In this post, I am going to share how a market index can be created. The two commonly ways in which an index can be represented are by capitalization weighted and price weighted calculation of the index stocks. Let us use a fictitious index consisting of just three stocks.
Company | Price | Outstanding Shares | Market Capitalization | Weightage of stock in cap weighted index | Weightage of stock in price weighted index |
ABC | $2 | 2,000,000 | $4,000,000 | 25.0% | 20.0% |
DEF | $4 | 1,000,000 | $4,000,000 | 25.0% | 40.0% |
XYZ | $4 | 2,000,000 | $8,000,000 | 50.0% | 40.0% |
Calculating price weighted index
The summation of price for all the stocks is obtained and then divided by a divisor to obtain the final index value.
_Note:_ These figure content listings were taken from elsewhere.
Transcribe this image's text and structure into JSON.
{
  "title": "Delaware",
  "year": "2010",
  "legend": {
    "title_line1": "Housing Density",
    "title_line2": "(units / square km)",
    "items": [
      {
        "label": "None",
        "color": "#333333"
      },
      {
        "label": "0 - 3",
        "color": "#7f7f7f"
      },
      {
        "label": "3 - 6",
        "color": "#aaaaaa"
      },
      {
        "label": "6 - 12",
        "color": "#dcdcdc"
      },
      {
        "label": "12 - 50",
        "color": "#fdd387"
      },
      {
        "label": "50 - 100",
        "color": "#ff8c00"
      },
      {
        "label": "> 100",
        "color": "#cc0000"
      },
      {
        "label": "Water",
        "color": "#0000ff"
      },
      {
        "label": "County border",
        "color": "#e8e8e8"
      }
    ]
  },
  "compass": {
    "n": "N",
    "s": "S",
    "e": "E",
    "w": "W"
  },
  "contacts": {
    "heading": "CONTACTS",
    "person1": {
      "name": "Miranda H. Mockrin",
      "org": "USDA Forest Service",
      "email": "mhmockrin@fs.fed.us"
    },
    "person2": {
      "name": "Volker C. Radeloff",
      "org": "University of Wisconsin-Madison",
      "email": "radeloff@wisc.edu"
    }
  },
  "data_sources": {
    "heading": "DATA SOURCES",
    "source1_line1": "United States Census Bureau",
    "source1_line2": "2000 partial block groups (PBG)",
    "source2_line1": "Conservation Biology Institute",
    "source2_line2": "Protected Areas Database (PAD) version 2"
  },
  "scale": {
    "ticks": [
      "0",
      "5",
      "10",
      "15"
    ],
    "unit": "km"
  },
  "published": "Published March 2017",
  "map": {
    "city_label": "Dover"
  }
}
The divisor is just an arbitrary number that is first defined when the index was created.
Summation of price = $2 + $4 + $4 = $10
Assuming the index is to begin from 1000, a divisor of $0.01 is to be selected in this case.
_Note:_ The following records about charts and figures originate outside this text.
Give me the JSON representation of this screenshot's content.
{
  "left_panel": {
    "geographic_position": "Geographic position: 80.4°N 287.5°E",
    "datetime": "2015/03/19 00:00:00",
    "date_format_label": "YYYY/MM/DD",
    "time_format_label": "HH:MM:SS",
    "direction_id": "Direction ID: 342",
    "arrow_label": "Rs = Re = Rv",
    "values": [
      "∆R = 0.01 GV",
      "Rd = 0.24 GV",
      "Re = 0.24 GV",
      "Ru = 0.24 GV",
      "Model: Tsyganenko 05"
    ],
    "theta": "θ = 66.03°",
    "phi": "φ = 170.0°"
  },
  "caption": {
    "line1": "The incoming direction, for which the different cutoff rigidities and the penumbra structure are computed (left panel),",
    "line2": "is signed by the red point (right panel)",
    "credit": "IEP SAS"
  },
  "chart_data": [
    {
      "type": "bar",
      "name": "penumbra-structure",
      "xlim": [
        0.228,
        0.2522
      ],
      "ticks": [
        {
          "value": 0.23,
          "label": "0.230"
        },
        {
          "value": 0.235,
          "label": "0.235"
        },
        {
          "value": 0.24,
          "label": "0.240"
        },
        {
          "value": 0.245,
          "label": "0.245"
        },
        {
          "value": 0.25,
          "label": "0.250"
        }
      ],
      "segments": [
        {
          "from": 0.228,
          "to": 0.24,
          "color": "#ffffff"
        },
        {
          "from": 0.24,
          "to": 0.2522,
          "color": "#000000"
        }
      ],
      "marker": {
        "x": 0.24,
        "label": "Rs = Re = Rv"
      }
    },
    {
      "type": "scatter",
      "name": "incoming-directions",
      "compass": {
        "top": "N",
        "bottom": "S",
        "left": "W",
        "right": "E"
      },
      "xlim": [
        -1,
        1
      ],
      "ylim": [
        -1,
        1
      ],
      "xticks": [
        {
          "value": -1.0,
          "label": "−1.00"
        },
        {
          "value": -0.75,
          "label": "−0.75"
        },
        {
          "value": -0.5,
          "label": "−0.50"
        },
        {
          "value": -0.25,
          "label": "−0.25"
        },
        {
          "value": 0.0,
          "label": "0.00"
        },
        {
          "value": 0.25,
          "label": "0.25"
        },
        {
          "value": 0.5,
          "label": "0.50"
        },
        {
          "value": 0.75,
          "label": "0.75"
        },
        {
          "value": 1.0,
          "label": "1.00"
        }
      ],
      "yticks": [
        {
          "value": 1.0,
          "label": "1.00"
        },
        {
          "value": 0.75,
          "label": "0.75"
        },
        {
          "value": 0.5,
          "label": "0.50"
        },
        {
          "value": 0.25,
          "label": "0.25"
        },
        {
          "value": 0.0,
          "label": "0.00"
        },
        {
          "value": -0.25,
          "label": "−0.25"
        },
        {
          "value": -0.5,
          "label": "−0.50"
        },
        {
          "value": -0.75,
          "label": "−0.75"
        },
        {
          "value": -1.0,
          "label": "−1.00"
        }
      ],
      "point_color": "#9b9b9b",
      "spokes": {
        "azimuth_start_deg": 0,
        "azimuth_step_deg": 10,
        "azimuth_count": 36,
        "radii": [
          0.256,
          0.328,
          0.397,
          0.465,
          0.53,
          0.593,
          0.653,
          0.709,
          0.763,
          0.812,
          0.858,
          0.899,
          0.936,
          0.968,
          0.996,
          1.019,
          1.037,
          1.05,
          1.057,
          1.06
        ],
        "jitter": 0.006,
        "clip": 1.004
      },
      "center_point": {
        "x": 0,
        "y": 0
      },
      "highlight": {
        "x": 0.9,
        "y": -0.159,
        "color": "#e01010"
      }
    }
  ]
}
Calculating capitalization weighted index
The summation of market capitalization for all the stocks is obtained and then divided by a divisor to obtain the final index value. The market capitalization of each stock can be calculated by multiplying the price of each stock with the total number of outstanding shares. The divisor is just an arbitrary number that is first defined when the index was created.
Summation of market capitalization = $4,000,000 + $4,000,000 + $8,000,000 = $16,000,000
Assuming the index is to begin from 1000, a divisor of $16,000 is to be selected in this case.
Effect of price on indices
Now assuming that the price of company DEF increases by 50% to $6, the weightage in the index will be adjusted as follows:
Company | Price | Outstanding Shares | Market Capitalization | Weightage of stock in cap weighted index | Weightage of stock in price weighted index |
ABC | $2 | 2,000,000 | $4,000,000 | 22.2% | 16.7% |
DEF | $6 | 1,000,000 | $6,000,000 | 33.3% | 50.0% |
XYZ | $4 | 2,000,000 | $8,000,000 | 44.4% | 33.3% |
New price weighted index = ($2 + $6 + $4) / $0.01 = 1,200
New capitalization weighted index = ($4,000,000 + $6,000,000 + $8,000,000) / $16,000 = 1,125
From the table you can see that in a price weighted index, price has a big effect on the outcome of the new index. Even though company DEF is smaller than company XYZ in terms of capitalization, it has the highest weightage in the index when computed based on price.
I hope now you have some idea on how the market indices are computed. Just to name some, the Dow Jones and Nikkei 225 are examples of price weighted indices while S&P 500, FTSE 100 and Nasdaq are examples of market capitalization weighted indices.
1 comment:
In a price weighted index, the divisor is adjusted when a component stock issues a dividend or undergoes a stock split.
The divisor of a price weighted index does not change when a component stock issues new shares.
In a capitalization weighted index, the divisor is adjusted when a component stock issues new shares.
The divisor of a capitalization weighted index does change when a component stock issues dividend or undergoes a stock split.